After restructuring some high-net-worth operations earlier this year, LPL Financial (LPLA) said Monday that it is expanding its support of advisors focused on this niche across its independent broker-dealer operations. The IBD shared the news during its Private Wealth Symposium, taking place this week in New York for 170-plus of its top-producing advisors.
“Our advisors are increasingly working with wealthier households, and at the same time, supporting these high-net-worth clients is growing increasingly complex,” said Matt Enyedi, LPL executive vice president of RIA and High-Net-Worth Solutions, in a statement. “Through our Private Client offering, LPL is in a better position to equip our advisors with the right tools and resources to ensure they can confidently win and support these clients today and in the future.”
LPL says it has $27 billion in advisory and brokerage assets in accounts of $5 million or more, up from $20 billion at the end of 2013. The IBD acquired the HNW-focused consulting group Fortigent in April 2012 to help it expand its platform in order to meet the needs of this client segment.
“LPL Private Client has been a valuable resource in addressing the complex needs of my sophisticated clientele,” said Loreen Gilbert, LPL advisor and president of WealthWise Financial Services, in a press release. “The team’s support complements my expertise, provides timely results, and helps me fulfill the promise of excellent service to my most important clients.”

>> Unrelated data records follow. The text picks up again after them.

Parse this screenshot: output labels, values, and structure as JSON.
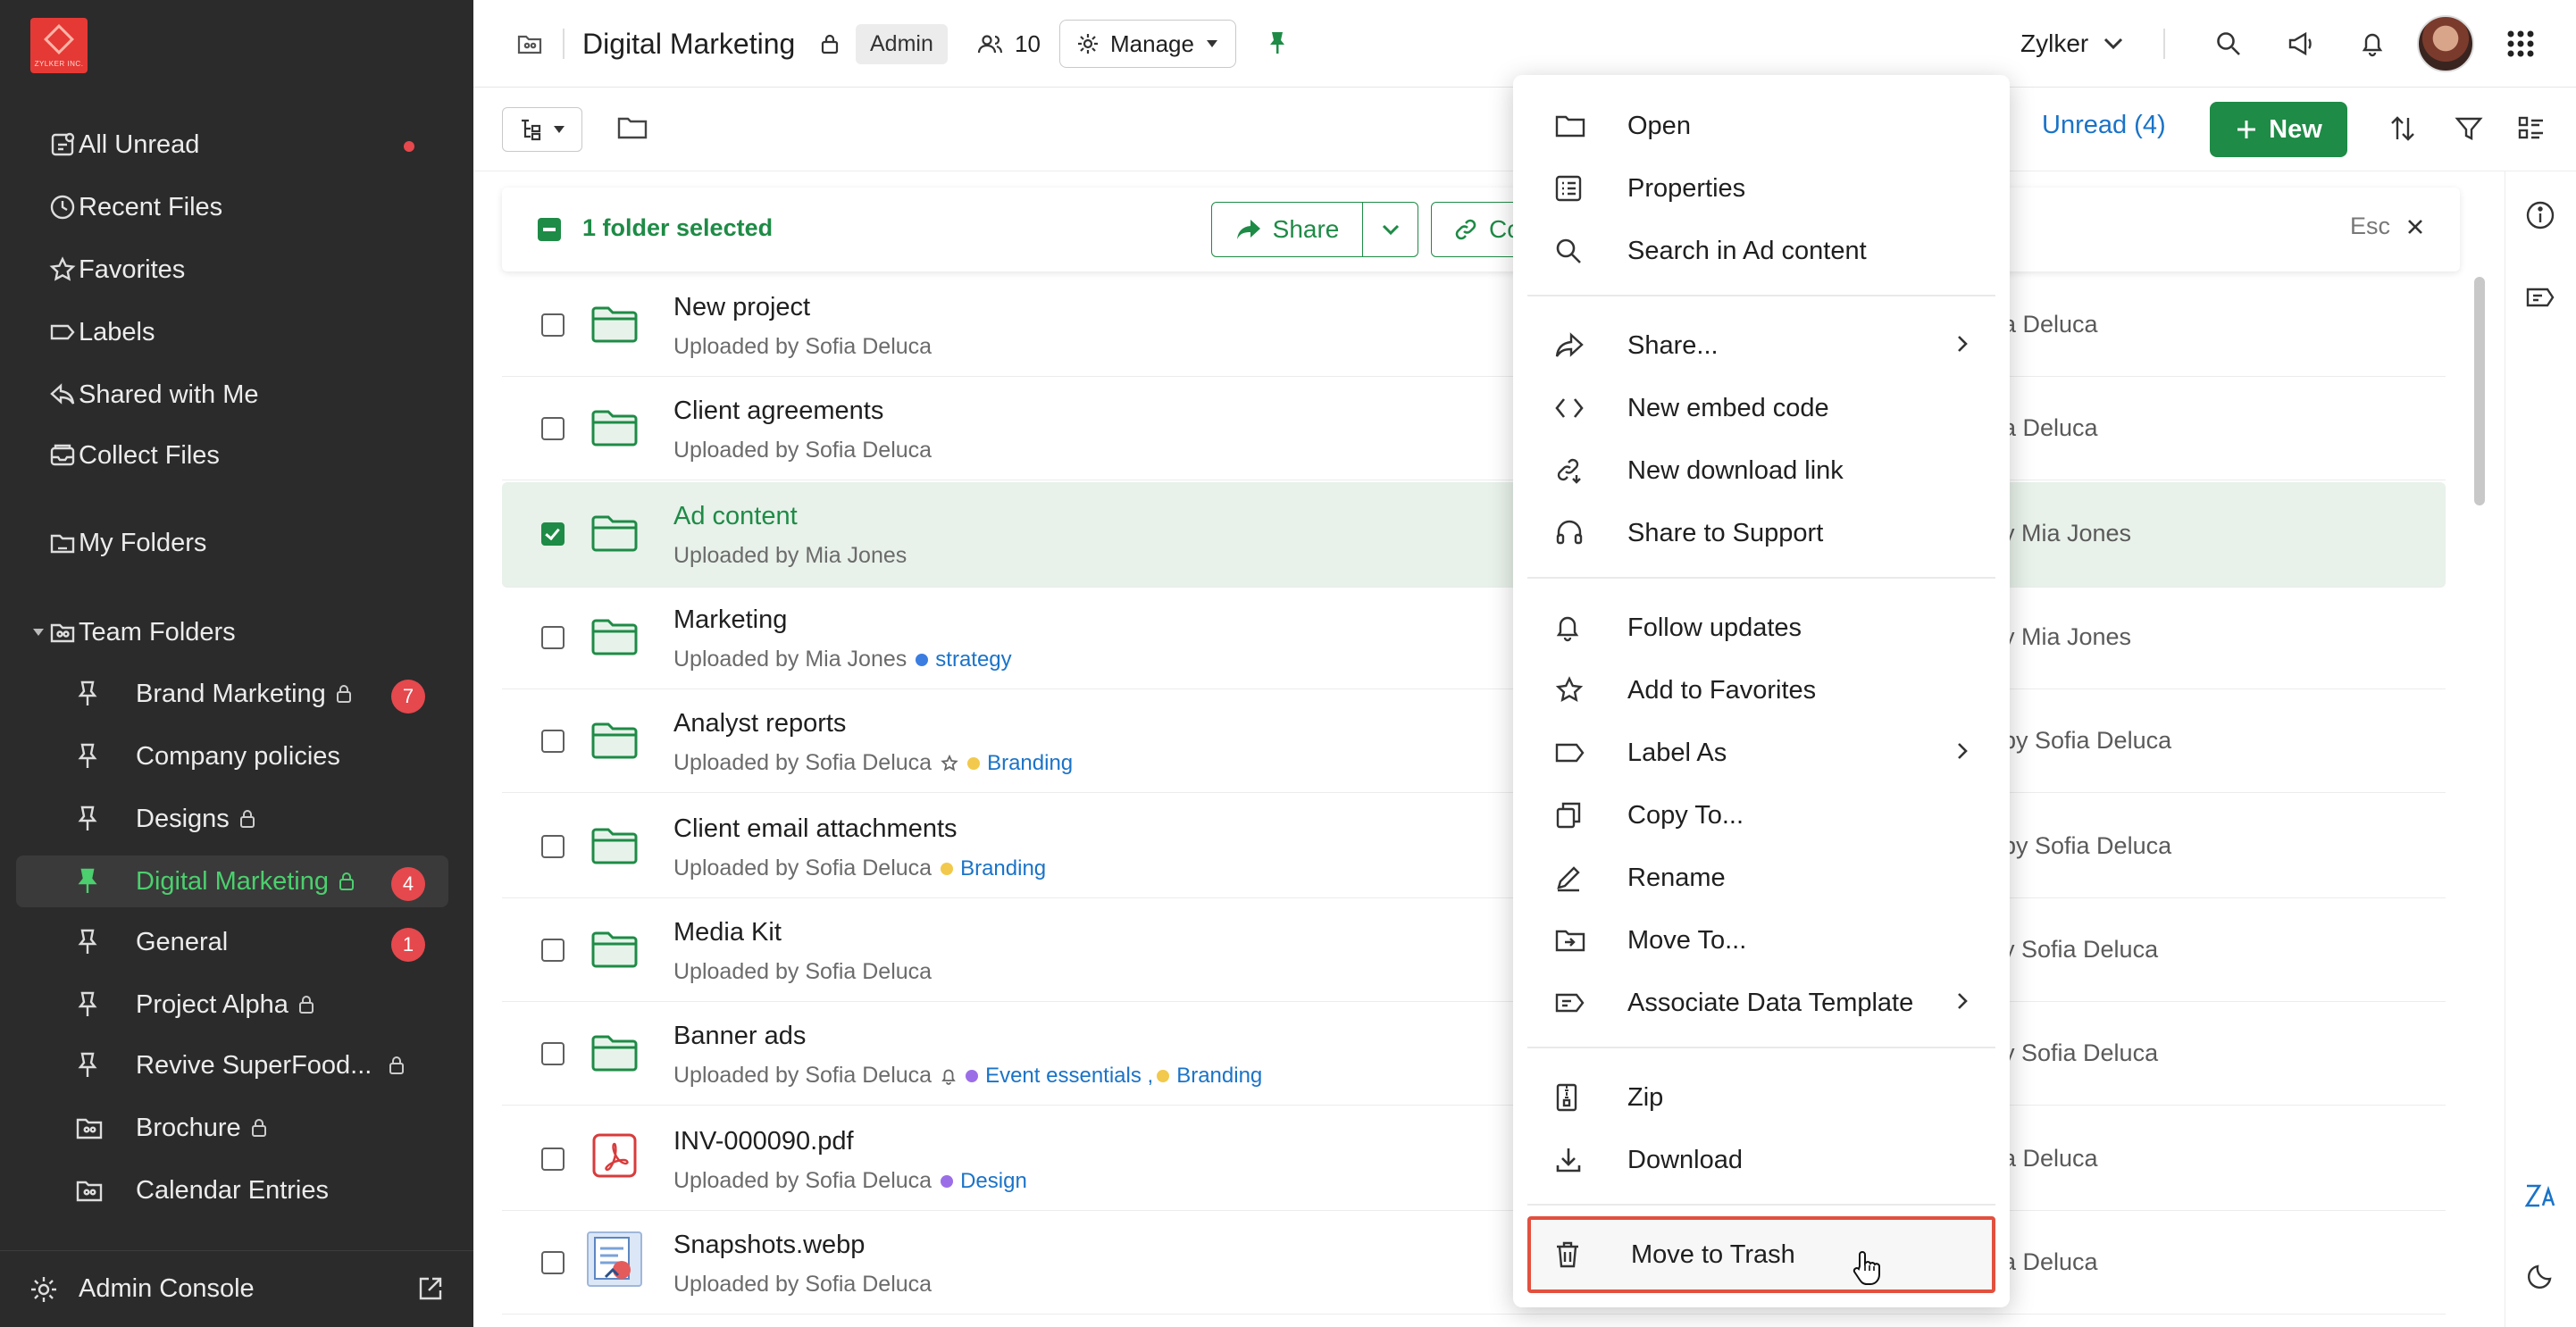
{
  "sidebar": {
    "logo_text": "ZYLKER INC.",
    "items": [
      {
        "label": "All Unread",
        "icon": "unread-icon"
      },
      {
        "label": "Recent Files",
        "icon": "clock-icon"
      },
      {
        "label": "Favorites",
        "icon": "star-icon"
      },
      {
        "label": "Labels",
        "icon": "label-icon"
      },
      {
        "label": "Shared with Me",
        "icon": "share-back-icon"
      },
      {
        "label": "Collect Files",
        "icon": "inbox-icon"
      },
      {
        "label": "My Folders",
        "icon": "folder-icon"
      }
    ],
    "team_folders_label": "Team Folders",
    "team_items": [
      {
        "label": "Brand Marketing",
        "badge": "7"
      },
      {
        "label": "Company policies",
        "badge": ""
      },
      {
        "label": "Designs",
        "badge": ""
      },
      {
        "label": "Digital Marketing",
        "badge": "4"
      },
      {
        "label": "General",
        "badge": "1"
      },
      {
        "label": "Project Alpha",
        "badge": ""
      },
      {
        "label": "Revive SuperFood...",
        "badge": ""
      },
      {
        "label": "Brochure",
        "badge": ""
      },
      {
        "label": "Calendar Entries",
        "badge": ""
      }
    ],
    "admin_console": "Admin Console"
  },
  "header": {
    "title": "Digital Marketing",
    "role_chip": "Admin",
    "member_count": "10",
    "manage_label": "Manage",
    "org_name": "Zylker"
  },
  "toolbar": {
    "unread_label": "Unread (4)",
    "new_label": "New"
  },
  "selection": {
    "text": "1 folder selected",
    "share_label": "Share",
    "copy_label": "Copy",
    "esc_label": "Esc"
  },
  "rows": [
    {
      "name": "New project",
      "sub": "Uploaded by Sofia Deluca",
      "owner": "a Deluca",
      "type": "folder"
    },
    {
      "name": "Client agreements",
      "sub": "Uploaded by Sofia Deluca",
      "owner": "a Deluca",
      "type": "folder"
    },
    {
      "name": "Ad content",
      "sub": "Uploaded by Mia Jones",
      "owner": "y Mia Jones",
      "type": "folder"
    },
    {
      "name": "Marketing",
      "sub": "Uploaded by Mia Jones",
      "owner": "y Mia Jones",
      "type": "folder",
      "tag1": "strategy"
    },
    {
      "name": "Analyst reports",
      "sub": "Uploaded by Sofia Deluca",
      "owner": "by Sofia Deluca",
      "type": "folder",
      "tag1": "Branding"
    },
    {
      "name": "Client email attachments",
      "sub": "Uploaded by Sofia Deluca",
      "owner": "by Sofia Deluca",
      "type": "folder",
      "tag1": "Branding"
    },
    {
      "name": "Media Kit",
      "sub": "Uploaded by Sofia Deluca",
      "owner": "y Sofia Deluca",
      "type": "folder"
    },
    {
      "name": "Banner ads",
      "sub": "Uploaded by Sofia Deluca",
      "owner": "y Sofia Deluca",
      "type": "folder",
      "tag1": "Event essentials ,",
      "tag2": "Branding"
    },
    {
      "name": "INV-000090.pdf",
      "sub": "Uploaded by Sofia Deluca",
      "owner": "a Deluca",
      "type": "pdf",
      "tag1": "Design"
    },
    {
      "name": "Snapshots.webp",
      "sub": "Uploaded by Sofia Deluca",
      "owner": "a Deluca",
      "type": "image"
    }
  ],
  "tag_colors": {
    "strategy": "#3b7de0",
    "Branding": "#f2c94c",
    "Design": "#9b6ee8",
    "Event essentials": "#9b6ee8"
  },
  "menu": {
    "open": "Open",
    "properties": "Properties",
    "search": "Search in Ad content",
    "share": "Share...",
    "embed": "New embed code",
    "download_link": "New download link",
    "share_support": "Share to Support",
    "follow": "Follow updates",
    "favorites": "Add to Favorites",
    "label_as": "Label As",
    "copy_to": "Copy To...",
    "rename": "Rename",
    "move_to": "Move To...",
    "associate": "Associate Data Template",
    "zip": "Zip",
    "download": "Download",
    "trash": "Move to Trash"
  },
  "colors": {
    "accent": "#1e8b46",
    "link": "#1a73c8",
    "badge": "#e5484d",
    "highlight_border": "#e2503e"
  }
}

In late February, LPL said it planned to spend $9 million to restructure Fortigent and described its “soft rollout” of its consulting and other HNW-related services, which started in late-2014. Its restructuing efforts include moving the unit from Rockville, Maryland, to its headquarters in Charlotte, North Carolina, and covering $4.5 million on severance pay.
About 10 employees were terminated when the restructuring of Fortigent began, a spokesperson said at the time. (In 2014, then-President and CEO Jamie McIntyre and former-Chief Investment Officer Scott Welch left the business.)
LPL plans to record about $6 million of expenses tied to the regrouping of Fortigent this year and hopes to boost its earnings by $3 million a year in 2016 and afterwards as a result, its executives said in February.
“This move is not about costs …,” said Enyedi, in an interview at the time. “We’ve seen a lot of growth on the consulting side, and this was an opportunity to bring pieces together and allow for greater innovation and collaboration [around what is] truly greater differentiation” in the high-net-worth space.